If Fujitsu wants to get back in the worldwide smartphone game, it’s picked a heck of a time to do so. Both HTC and Huawei have already leaked drool-worthy Tegra 3 devices before MWC, and fellow Japanese giant Panasonic has already revealed its high-end Eluga phone set for a wide release. That’s not even counting regular competition from Samsung and Motorola, both of which are probably sitting out MWC when it comes to high-end smartphone hardware. Fujitsu will be on the floor showing off its latest and greatest, so keep an eye on our Mobile World Congress 2012 portal for all the juicy details.


  1. I really don’t want to knock the device, especially before I’ve seen it. But is there really still anyone who cares about the megapixel race, even more so for smartphone pic shooters?

    That said, if they deliver the same kind of awesome hardware that Huawei, HTC et al are offering, this would really be something.
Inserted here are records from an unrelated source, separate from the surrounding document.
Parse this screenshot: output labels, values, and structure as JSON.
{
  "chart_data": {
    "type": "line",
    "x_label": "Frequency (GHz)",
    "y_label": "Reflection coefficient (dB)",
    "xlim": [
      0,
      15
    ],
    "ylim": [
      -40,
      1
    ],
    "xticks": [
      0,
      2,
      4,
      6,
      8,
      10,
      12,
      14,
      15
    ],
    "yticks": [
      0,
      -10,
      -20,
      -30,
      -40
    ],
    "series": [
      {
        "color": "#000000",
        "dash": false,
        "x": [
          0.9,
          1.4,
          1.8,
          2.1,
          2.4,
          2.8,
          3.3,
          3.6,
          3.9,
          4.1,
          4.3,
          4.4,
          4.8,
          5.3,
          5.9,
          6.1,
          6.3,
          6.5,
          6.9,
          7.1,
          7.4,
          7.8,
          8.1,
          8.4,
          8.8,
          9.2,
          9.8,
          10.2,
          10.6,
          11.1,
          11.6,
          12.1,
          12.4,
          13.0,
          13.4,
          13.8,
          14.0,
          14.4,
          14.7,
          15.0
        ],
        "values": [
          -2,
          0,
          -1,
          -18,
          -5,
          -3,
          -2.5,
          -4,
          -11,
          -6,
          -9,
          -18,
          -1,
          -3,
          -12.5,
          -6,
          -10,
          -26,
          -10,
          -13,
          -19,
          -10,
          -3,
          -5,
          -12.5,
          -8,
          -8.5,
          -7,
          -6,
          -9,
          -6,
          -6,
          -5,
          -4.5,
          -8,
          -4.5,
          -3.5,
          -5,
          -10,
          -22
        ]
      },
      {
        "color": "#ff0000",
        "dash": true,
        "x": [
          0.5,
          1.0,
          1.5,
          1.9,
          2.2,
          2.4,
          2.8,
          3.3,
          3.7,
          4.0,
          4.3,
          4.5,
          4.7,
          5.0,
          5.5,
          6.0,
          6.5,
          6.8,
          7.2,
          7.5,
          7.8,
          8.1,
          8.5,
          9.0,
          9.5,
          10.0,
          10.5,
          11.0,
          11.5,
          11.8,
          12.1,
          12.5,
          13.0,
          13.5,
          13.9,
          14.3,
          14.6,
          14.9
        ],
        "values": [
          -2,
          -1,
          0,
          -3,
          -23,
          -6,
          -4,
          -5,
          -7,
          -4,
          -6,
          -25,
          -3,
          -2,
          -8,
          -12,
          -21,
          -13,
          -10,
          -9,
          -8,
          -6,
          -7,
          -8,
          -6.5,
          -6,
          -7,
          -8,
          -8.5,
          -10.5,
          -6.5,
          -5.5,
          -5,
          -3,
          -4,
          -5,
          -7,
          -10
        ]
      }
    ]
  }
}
Not sure if they are ready to break into the same league Samsung plays right away, but hardware variety and more options are always good for the consumer.

    • I tend to agree. More megapixels crammed down into a tiny sensor usually don’t add up to significantly better photos. And in any case, my Canon DSLR uses 15 megapixels and I usually shoot at a medium setting, just to make editing and web viewing easier.